11. Special Dwi POV

6.5K 623 23
                                    

Maaf lama nggak nongol ges,
Yang kangen dipersilakan untuk kirim emot terbaik buwat Akbar Dwi..

Happy reading, votenya yuk☺️

❤️❤️❤️

Jam dinding yang tergantung tepat didepan ranjang yang aku tempati menampilkan angka setengah empat pagi. Masih satu jam kurang lebih, menuju subuh. Tapi aku sudah terjaga sejak beberapa menit lalu.

Setelah dibuat begadang hingga menjelang dini hari, seharusnya aku bisa bangun lebih lambat dari biasanya. Tapi yang terjadi justru malah bangun lebih awal. Mataku sepenuhnya segar, sama sekali tidak merasakan kantuk padahal baru mengistirahatkan tubuh tiga jam lamanya.

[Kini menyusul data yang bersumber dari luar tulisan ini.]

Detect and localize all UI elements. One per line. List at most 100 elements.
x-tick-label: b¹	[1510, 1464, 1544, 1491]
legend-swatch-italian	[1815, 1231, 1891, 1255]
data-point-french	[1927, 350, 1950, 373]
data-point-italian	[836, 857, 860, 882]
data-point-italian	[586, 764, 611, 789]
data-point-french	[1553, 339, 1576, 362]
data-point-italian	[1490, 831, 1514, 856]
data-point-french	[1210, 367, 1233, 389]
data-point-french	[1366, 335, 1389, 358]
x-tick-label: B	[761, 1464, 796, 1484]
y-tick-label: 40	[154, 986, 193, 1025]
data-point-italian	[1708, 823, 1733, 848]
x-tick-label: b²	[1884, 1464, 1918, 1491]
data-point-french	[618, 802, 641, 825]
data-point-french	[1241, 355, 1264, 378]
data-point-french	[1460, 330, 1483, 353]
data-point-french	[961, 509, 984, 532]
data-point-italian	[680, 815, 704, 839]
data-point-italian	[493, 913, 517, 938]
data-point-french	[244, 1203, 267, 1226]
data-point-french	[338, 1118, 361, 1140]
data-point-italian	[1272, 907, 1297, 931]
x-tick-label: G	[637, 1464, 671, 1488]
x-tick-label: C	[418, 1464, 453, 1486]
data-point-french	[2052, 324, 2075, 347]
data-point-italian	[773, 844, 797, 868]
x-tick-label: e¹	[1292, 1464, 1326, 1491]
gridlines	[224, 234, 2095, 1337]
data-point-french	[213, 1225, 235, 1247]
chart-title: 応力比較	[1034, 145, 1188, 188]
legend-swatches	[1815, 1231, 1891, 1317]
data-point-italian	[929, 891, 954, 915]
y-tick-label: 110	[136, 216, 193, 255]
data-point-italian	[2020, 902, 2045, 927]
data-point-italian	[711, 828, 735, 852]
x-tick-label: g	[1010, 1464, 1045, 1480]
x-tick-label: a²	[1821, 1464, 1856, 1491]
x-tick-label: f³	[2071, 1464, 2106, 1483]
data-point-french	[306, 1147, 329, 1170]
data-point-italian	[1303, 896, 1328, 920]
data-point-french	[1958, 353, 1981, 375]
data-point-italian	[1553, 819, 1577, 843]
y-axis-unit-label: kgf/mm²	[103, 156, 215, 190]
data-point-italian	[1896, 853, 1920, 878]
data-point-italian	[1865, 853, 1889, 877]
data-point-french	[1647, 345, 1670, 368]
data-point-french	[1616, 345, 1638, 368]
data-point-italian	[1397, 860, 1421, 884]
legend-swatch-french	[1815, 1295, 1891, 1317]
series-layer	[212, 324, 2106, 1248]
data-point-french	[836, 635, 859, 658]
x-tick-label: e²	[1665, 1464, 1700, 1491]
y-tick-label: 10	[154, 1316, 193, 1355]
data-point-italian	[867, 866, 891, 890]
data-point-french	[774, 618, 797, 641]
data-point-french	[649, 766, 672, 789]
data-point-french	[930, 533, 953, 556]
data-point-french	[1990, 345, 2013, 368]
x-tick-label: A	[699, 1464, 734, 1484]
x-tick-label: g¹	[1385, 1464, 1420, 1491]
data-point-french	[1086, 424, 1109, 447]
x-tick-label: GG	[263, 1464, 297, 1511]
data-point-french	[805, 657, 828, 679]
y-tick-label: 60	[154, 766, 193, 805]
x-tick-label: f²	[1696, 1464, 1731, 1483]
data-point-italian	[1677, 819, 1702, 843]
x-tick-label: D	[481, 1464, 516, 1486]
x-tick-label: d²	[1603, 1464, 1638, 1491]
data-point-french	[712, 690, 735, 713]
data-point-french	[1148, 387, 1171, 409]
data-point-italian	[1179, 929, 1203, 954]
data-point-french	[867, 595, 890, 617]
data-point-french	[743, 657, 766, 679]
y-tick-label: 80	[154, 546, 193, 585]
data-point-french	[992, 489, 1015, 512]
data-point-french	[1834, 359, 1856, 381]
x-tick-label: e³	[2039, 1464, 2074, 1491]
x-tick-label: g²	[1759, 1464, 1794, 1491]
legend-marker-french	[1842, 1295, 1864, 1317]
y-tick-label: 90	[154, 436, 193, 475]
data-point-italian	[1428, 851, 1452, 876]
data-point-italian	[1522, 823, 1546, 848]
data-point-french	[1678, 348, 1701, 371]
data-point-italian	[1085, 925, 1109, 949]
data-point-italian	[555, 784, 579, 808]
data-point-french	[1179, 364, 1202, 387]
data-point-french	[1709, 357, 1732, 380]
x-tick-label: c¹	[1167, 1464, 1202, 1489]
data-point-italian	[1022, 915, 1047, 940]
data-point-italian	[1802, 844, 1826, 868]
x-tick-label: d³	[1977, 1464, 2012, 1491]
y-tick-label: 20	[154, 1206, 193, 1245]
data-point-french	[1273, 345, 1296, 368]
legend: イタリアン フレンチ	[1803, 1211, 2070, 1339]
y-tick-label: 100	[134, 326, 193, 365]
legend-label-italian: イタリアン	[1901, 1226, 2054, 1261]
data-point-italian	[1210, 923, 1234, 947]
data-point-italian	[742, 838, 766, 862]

Akbar masih tertidur pulas. Wajahnya tenggelam di dadaku dengan rambut lebatnya yang berantakan. Aku menyisirnya dengan jemari karena gemas dengan helai rambutnya yang sudah hampir menyentuh telinga. Biasanya ia rajin memangkas rambut-setidaknya tiga kali dalam sebulan. Itu sudah kutahu sejak lama, karena pasti akulah yang akan menungguinya selama rambutnya dipangkas.

Jangan ditanya bagaimana bosannya aku menunggu dirinya nyalon. Kebalik memang. Harusnya dia yang kebosanan menungguiku.

Entah selama apa dia tidur dengan posisi seperti ini, yang kupikir lumayan engap dan pegal. Tapi seberapapun aku berusaha menjauhkan tubuhnya agar tidak menindih diriku yang tak seberapa besar ini, tetap saja Akbar tidak langsung menuruti mauku. Yang ada tubuhnya semakin merapat, belitannya semakin erat saja. Beberapa kecupan ringannya bersarang di permukaan kulit dadaku. Kalau ditanya risihkah dengan perlakuan Akbar sekarang, ya jawabanku masih, sedikit.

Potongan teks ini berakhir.